Page 35 of The Sin

“Leave the girl alone,” he drawled. “You’re scaring her.”

“Little mice who wander into Blood Throat territory should be scared.” Black eyes’ voice pitched high into a freakish sing-song, “Very, very scared.”

“Blood Throat territory?” This had just gone from bad to hell. “I didn’t—I’m sorry.”

My mouth was as dry as sandpaper. I swallowed dry grit and dust and tried again. “I was told… I thought the Packing District starts north of the church.”

“Blood Throat territory starts where I say it starts, and today I say it starts here.”

Yellow stripe, or Hux, pushed away from the wall and sauntered closer. His blue eyes assessed me from the side, sized me up—or maybe he was just trying to determine if it would take one bite or two to swallow me whole.

My heart was pounding so hard, it was a train crashing into my chest, again and again. I had to concentrate on keeping my knees locked, terrified they really would buckle out from under me and then I’d end up hanging myself in black eyes’ finger brace.

“This is boring as fuck.” Hux’s gaze cut away from me. “Enough.”

He turned and walked off, disappeared into the alley.

Black eyes leered at me a moment more. Then, with a manic laugh, the brace around my throat fell away and he strolled off, after Hux, without sparing me another glance over his shoulder.

What the freaking hell?

I mean, I didn’t want them to come back.

But what was that?

13

My feelings about The Smoke were bordering on ambiguous. I wasn’t quite there, this place still left a monstrous shadow on every thought I had about it, but I’d ventured into the bowels of the beast and returned unscathed.

Well, relatively unscathed. I didn’t want to run into a Blood Throat anytime soon again—or ever. But I was still here to tell the tale, and there were aspects to The Smoke that weren’t all Blood Throats and pure horror.

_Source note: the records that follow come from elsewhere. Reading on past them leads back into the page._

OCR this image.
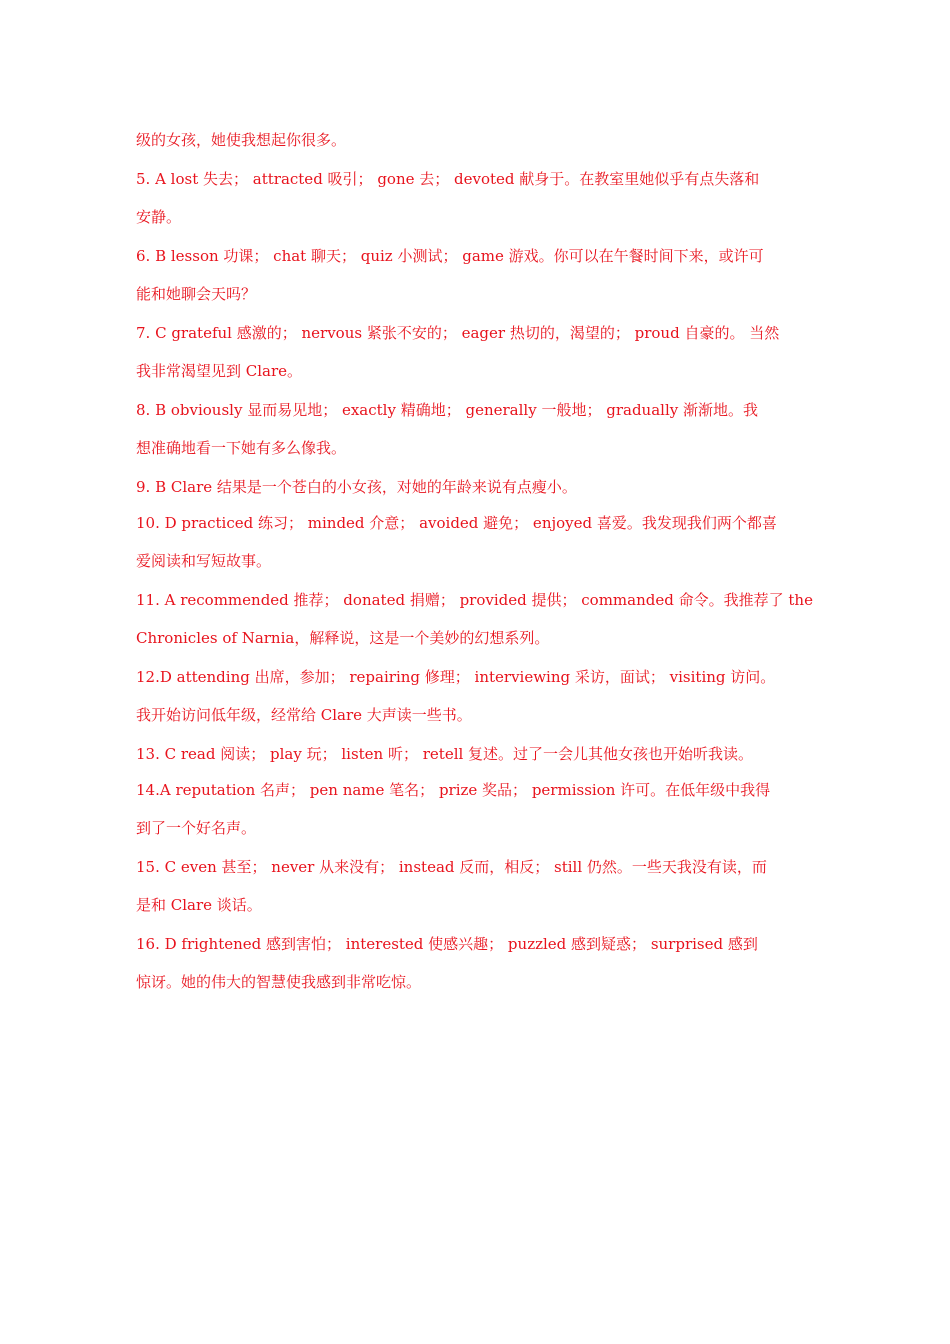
级的女孩，她使我想起你很多。

5. A lost 失去； attracted 吸引； gone 去； devoted 献身于。在教室里她似乎有点失落和

安静。

6. B lesson 功课； chat 聊天； quiz 小测试； game 游戏。你可以在午餐时间下来，或许可

能和她聊会天吗？

7. C grateful 感激的； nervous 紧张不安的； eager 热切的，渴望的； proud 自豪的。 当然

我非常渴望见到 Clare。

8. B obviously 显而易见地； exactly 精确地； generally 一般地； gradually 渐渐地。我

想准确地看一下她有多么像我。

9. B Clare 结果是一个苍白的小女孩，对她的年龄来说有点瘦小。

10. D practiced 练习； minded 介意； avoided 避免； enjoyed 喜爱。我发现我们两个都喜

爱阅读和写短故事。

11. A recommended 推荐； donated 捐赠； provided 提供； commanded 命令。我推荐了 the

Chronicles of Narnia，解释说，这是一个美妙的幻想系列。

12.D attending 出席，参加； repairing 修理； interviewing 采访，面试； visiting 访问。

我开始访问低年级，经常给 Clare 大声读一些书。

13. C read 阅读； play 玩； listen 听； retell 复述。过了一会儿其他女孩也开始听我读。

14.A reputation 名声； pen name 笔名； prize 奖品； permission 许可。在低年级中我得

到了一个好名声。

15. C even 甚至； never 从来没有； instead 反而，相反； still 仍然。一些天我没有读，而

是和 Clare 谈话。

16. D frightened 感到害怕； interested 使感兴趣； puzzled 感到疑惑； surprised 感到

惊讶。她的伟大的智慧使我感到非常吃惊。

Conscious of the fact that I had the only key to the apartment, I returned to wait for Roman. When it approached six in the evening with no sign of him, I started to get worried.

Not about Roman.

About dinner.

The electrics went off at seven, then we’d be in the dark…well, in the candlelight. One of the many downsides about this place that played on my mind as I hunted through the cabinets for a cutting board and chef knife. I found a polished stone slab and a bread knife, which did the job for dicing the vegetables for a tomato based pasta sauce.

From what I knew of Roman, the dismal state of affairs in this kitchen had more to do with him than the shortages in The Smoke, but there were shortages here.

Shortages of everything.

Electrics. Greenery. Space. Time.

The portable heater was still plugged in for charging, but I didn’t dare turn it on even though the chill inside the apartment tickled through my hoodie. I preferred to save the charge for later tonight when the temperatures plummeted. That wasn’t the kind of choice I’d ever had to make in Capra.

There was only the single hot plate built into the countertop. A drawer beneath yielded a battered tin pan.

Working with the limited ingredients I’d bought in the market and a blob of butter from the tiny fridge, I fried the onions, mixed in the tomatoes and herbs, and added a pinch of mixed salt and pepper from a hemp pouch that had possibly been standing there since before the plague. The speckled grains were so clumped together, I literally had to carve off that pinch. That was on me, though. I knew what Roman was like in the domestication department, and I’d passed by a couple of general food shops during the day. I should have stocked up on some basic supplies.

I was watching over the simmering sauce when knuckles rapped at the door. My breath caught, and I rolled my eyes at myself. It wouldn’t be Jenna, or the Guard come to haul me back to Capra and into rehab. Of course it wouldn’t.

It wasn’t.

I opened the door for Roman and hurried back to attend to my sauce. “There are children here.”

Not the best greeting in the world, but that’s where my mind went the moment I saw him. All the things he’d always known, and all the things I’d misbelieved.